You're right, it's year out, but we do think about it regularly. At this time, I have to admit, whether it converts who knows, we're not basically basing our projection on the basis that does convert. We would consider rolling it forward if the right opportunity is there. Certainly the interest rate that we're paying now is not something that we'd like to see if we do roll it. So broad answer to your straightforward question, but we haven't gone to the point where we have decided what we're going to do either way.
We'll now take our next question from the line of Steve Kammermayer with Clarus Securities.
Just a question on, I guess, the so called Hail Mary share you're talking about. Can you give us a little more color on that? How many could possibly be out there, the size of them, the duration of the contracts?
Well, actually, that's the interesting part. A number of the contracts including one that we're going to be tendering on is up to 10 years, but we call it a Hail Mary. It has to have at least the 10% impact on total revenue otherwise it really doesn't qualify from our point of view. We have Hail Mary's actually in three sectors. In the mineral drilling, we're bidding on one right now. And in fact, we've already done the pilot work for that program on behalf of the clients, so we're well down the way on it.
The second one is in the manufacturing side, where we're bidding for some large national programs. And as you know, more and more things like water is becoming critical and we're now getting national entities approaching us to provide a large scale sort of rig supply. And when you supply the one set of rigs, it tends to follow-up with more sets of rigs, as they like to keep consistent. And boy, I wish I can tell you that we're ready to build, [ph] they probably wouldn't want to change it. But there are some that are very significant in size, and again, we regard a Hail Mary is at least 10% up.
And the third one it tends to be on the energy related, but in non-traditional marketplaces.

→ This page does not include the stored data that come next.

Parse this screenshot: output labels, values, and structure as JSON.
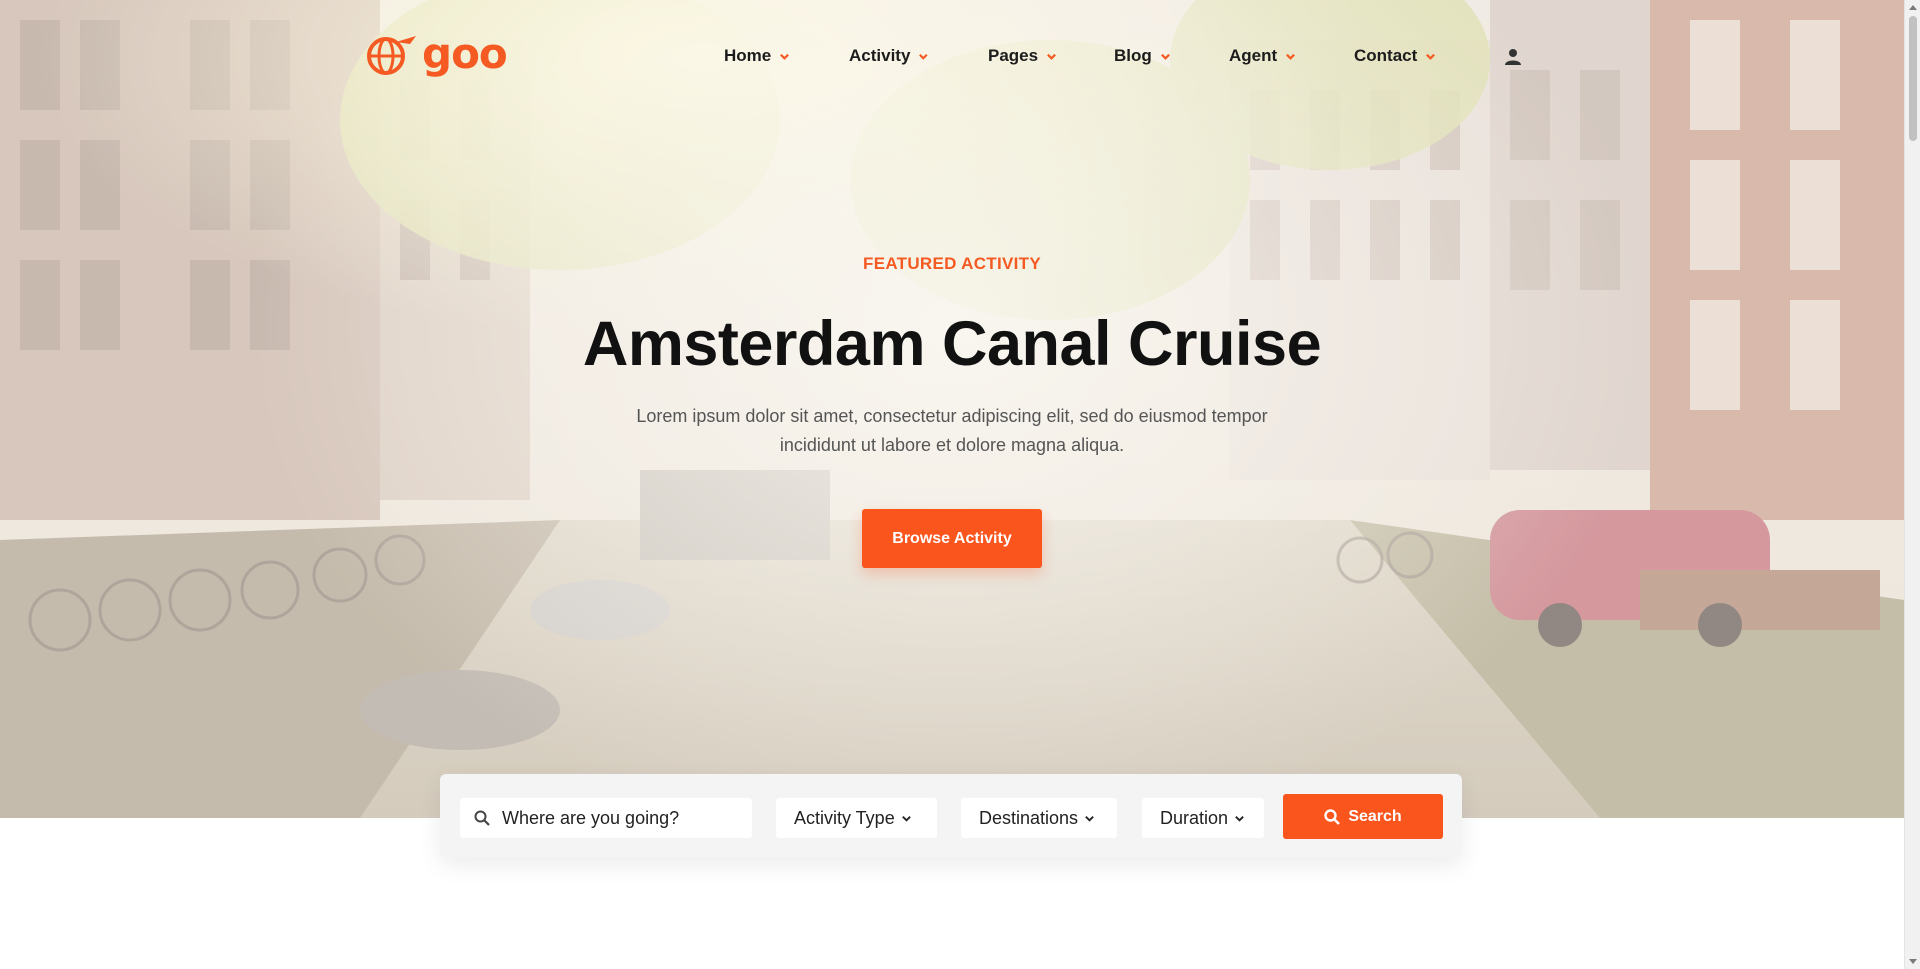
{
  "brand": {
    "name": "goo",
    "accent": "#fb551e"
  },
  "nav": {
    "items": [
      {
        "label": "Home"
      },
      {
        "label": "Activity"
      },
      {
        "label": "Pages"
      },
      {
        "label": "Blog"
      },
      {
        "label": "Agent"
      },
      {
        "label": "Contact"
      }
    ],
    "dropdown_icon": "chevron-down-icon",
    "user_icon": "user-icon"
  },
  "hero": {
    "eyebrow": "FEATURED ACTIVITY",
    "title": "Amsterdam Canal Cruise",
    "description": "Lorem ipsum dolor sit amet, consectetur adipiscing elit, sed do eiusmod tempor incididunt ut labore et dolore magna aliqua.",
    "cta_label": "Browse Activity",
    "background": "amsterdam-canal-photo"
  },
  "search": {
    "placeholder": "Where are you going?",
    "activity_type": "Activity Type",
    "destinations": "Destinations",
    "duration": "Duration",
    "button_label": "Search"
  }
}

And basically, we're focusing on Latin America and Africa, where we can use our expertise both in logistics and working in these countries, but with the technical expertise provided by our experience in Alberta. And again, it's not a Hail Mary unless it's 10% from gross revenue from the growth. So these are the magnitude in size. But the other side, of course, is they're highly a competitor.
And now just earlier in your prepared comments, you talked about some optimism coming through. Does that include winning some of these Hail Mary's or is that strictly for existing business?
That's existing business. We don't even model Hail Mary's into our forecast. We run our forecast, which is on the conservative basis internally. We do our planning on that. And it works as a separate unit on these programs where in many ways they'll be self-financing and self crewing, self resourcing. So our plans right now -- and Steve's comments were totally valid that we are seeing strength in the mineral side, we are seeing some recovery on the energy side and the manufacturing is strengthening as well, but none of those reflecting what we would call a Hail Mary.
[Operator Instructions] There are no further questions at this time. Please continue.
End of Q&A
Thank you, Ron, and thank you, everyone, for joining us in reviewing our 2016 first quarter financial and production results. We look forward to our next quarter's call with everyone. If you have any questions or would like to submit questions for our next conference call, please visit our website www.energold.com or call us at the office 604-681-9501. Thank you for your continued support of Energold Drilling. Have a great day.
Ladies and gentlemen, this concludes today's call. Thanks for your participation. And you may now disconnect your lines.